After relaunching Kate Bush’s career with Stranger Things, Netflix hopes for its next round to revive not one but two moribund genres. The first is the post-apocalyptic zombie thriller – a medium that peaked with the first season of The Walking Dead, then leveled off with each subsequent season of The Walking Dead (that putrid smell wasn’t the zombies, it was). was the script).
The second challenge faced by Netflix resident Evil – based on the acclaimed console franchise – is to turn a cult video game into a gripping drama. Many have tried and most have failed. The solution offered by this eight-part series is to ignore the source material almost entirely – some of the characters share their names with protagonists from the games but that’s about it – and embark on its own trajectory (an entirely unrelated to the popular Resident Evil movies starring Milla Jovovich).
The destination he arrives at is B-movie nirvana. There are plenty of ravenous zombies — technically humans whipped into a killing frenzy by a lab-made virus. And the macabre excitement is topped off with a delightful opening scene in which heroine Jade (Ella Balinska) flees from a rotting giant spider while trying to cross the English Channel from Dover to Calais.
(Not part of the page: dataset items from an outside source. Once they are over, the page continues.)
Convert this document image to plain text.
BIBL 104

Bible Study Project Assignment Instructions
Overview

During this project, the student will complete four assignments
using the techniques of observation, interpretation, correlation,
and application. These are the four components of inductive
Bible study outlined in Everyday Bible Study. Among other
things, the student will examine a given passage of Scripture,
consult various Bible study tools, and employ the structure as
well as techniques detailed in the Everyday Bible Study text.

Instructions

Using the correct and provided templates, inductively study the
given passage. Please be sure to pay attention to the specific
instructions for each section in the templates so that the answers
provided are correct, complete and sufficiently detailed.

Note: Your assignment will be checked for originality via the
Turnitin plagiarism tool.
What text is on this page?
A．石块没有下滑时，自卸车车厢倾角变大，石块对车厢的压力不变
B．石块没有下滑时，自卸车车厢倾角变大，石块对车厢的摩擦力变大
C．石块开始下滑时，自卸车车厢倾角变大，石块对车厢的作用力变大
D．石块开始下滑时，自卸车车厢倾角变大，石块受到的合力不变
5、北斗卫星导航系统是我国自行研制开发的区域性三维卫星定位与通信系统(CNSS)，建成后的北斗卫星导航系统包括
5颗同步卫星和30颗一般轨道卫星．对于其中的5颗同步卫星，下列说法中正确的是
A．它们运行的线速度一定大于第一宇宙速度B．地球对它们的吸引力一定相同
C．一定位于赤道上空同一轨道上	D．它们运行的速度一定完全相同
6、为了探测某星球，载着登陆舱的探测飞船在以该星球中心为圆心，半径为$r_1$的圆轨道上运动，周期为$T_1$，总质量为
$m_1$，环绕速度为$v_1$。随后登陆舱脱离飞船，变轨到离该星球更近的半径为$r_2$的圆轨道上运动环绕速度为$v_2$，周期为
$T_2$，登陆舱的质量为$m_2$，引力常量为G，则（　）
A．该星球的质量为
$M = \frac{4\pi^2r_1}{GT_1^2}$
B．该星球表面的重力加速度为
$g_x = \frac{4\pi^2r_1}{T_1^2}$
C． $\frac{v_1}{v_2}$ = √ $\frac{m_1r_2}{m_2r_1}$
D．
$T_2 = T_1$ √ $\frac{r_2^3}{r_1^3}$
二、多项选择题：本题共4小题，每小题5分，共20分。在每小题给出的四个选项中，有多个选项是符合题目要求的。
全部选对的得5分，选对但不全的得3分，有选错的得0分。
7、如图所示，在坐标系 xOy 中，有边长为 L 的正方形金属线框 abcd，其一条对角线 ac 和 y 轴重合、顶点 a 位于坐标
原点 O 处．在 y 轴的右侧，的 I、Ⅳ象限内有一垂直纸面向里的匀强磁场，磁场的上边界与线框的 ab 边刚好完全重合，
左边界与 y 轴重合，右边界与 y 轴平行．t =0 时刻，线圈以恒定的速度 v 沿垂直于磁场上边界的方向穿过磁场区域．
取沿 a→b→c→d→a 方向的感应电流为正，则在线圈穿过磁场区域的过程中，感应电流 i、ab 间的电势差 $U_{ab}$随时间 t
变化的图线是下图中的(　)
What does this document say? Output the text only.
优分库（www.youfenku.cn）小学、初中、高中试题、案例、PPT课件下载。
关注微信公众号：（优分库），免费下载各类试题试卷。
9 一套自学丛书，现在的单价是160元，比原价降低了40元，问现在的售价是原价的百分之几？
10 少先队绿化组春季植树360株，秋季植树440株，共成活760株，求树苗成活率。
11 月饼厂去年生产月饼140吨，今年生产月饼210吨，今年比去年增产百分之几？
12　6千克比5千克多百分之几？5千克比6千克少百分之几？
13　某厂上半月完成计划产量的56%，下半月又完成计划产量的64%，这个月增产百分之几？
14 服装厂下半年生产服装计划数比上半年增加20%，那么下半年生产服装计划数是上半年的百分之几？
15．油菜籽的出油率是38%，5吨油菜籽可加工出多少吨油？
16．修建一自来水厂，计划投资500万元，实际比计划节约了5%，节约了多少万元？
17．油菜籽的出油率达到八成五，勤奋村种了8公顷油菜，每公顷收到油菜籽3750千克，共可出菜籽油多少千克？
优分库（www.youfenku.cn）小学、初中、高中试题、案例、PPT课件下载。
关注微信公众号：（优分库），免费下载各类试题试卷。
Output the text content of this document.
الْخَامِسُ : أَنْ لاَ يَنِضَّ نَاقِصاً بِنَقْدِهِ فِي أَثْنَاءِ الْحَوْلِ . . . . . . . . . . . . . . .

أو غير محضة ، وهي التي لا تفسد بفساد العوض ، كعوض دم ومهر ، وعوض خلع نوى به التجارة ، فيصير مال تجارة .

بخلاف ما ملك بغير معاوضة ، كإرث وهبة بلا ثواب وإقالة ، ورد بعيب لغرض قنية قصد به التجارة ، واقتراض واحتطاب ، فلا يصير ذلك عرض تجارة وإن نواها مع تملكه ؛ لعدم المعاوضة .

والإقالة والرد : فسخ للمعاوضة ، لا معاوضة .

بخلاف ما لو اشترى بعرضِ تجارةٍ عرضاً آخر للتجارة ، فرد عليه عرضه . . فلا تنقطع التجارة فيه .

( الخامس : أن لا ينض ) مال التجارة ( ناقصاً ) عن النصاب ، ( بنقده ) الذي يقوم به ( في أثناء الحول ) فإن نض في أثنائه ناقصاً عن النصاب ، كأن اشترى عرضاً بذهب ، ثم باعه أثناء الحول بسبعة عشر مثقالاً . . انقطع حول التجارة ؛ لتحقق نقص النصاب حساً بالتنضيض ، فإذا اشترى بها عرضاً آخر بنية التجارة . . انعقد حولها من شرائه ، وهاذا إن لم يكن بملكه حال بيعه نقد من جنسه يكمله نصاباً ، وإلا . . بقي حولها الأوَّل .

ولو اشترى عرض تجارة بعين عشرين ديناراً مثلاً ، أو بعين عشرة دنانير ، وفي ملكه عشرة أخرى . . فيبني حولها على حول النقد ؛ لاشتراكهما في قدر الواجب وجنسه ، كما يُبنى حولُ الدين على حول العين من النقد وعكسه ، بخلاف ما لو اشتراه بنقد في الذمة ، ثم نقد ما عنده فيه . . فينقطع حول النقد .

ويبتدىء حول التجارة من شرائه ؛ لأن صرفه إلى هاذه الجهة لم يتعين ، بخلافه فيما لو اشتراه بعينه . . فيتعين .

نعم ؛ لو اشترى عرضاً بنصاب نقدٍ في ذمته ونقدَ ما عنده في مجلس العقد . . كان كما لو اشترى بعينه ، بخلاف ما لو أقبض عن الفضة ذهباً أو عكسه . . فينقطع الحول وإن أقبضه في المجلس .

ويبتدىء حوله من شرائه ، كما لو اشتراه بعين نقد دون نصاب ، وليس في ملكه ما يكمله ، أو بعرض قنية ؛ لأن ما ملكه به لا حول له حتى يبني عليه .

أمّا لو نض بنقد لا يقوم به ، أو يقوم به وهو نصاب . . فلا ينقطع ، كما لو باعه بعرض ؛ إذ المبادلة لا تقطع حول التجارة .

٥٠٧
In other words, it’s ridiculously ridiculous – and great fun for those who like to turn off their gray matter before pulling themselves onto the couch. It’s also far more charming than Zack Snyder’s heavy Army of the Dead, which hissed and huffed on Netflix in 2021 before sinking without a trace (although spinoffs are in jeopardy).
Still, while he’s essentially brain dead with a vengeance, Resident Evil shows glimmers of intelligence around the edges. The action is split in two, with parts set around Dover and Calais recycling the unrelenting sadness of Alfonso Cuarón’s 2006 dystopian classic Children of Men. However, the emotional core of the story takes place two decades before in the fictional town of Racoon City in South Africa.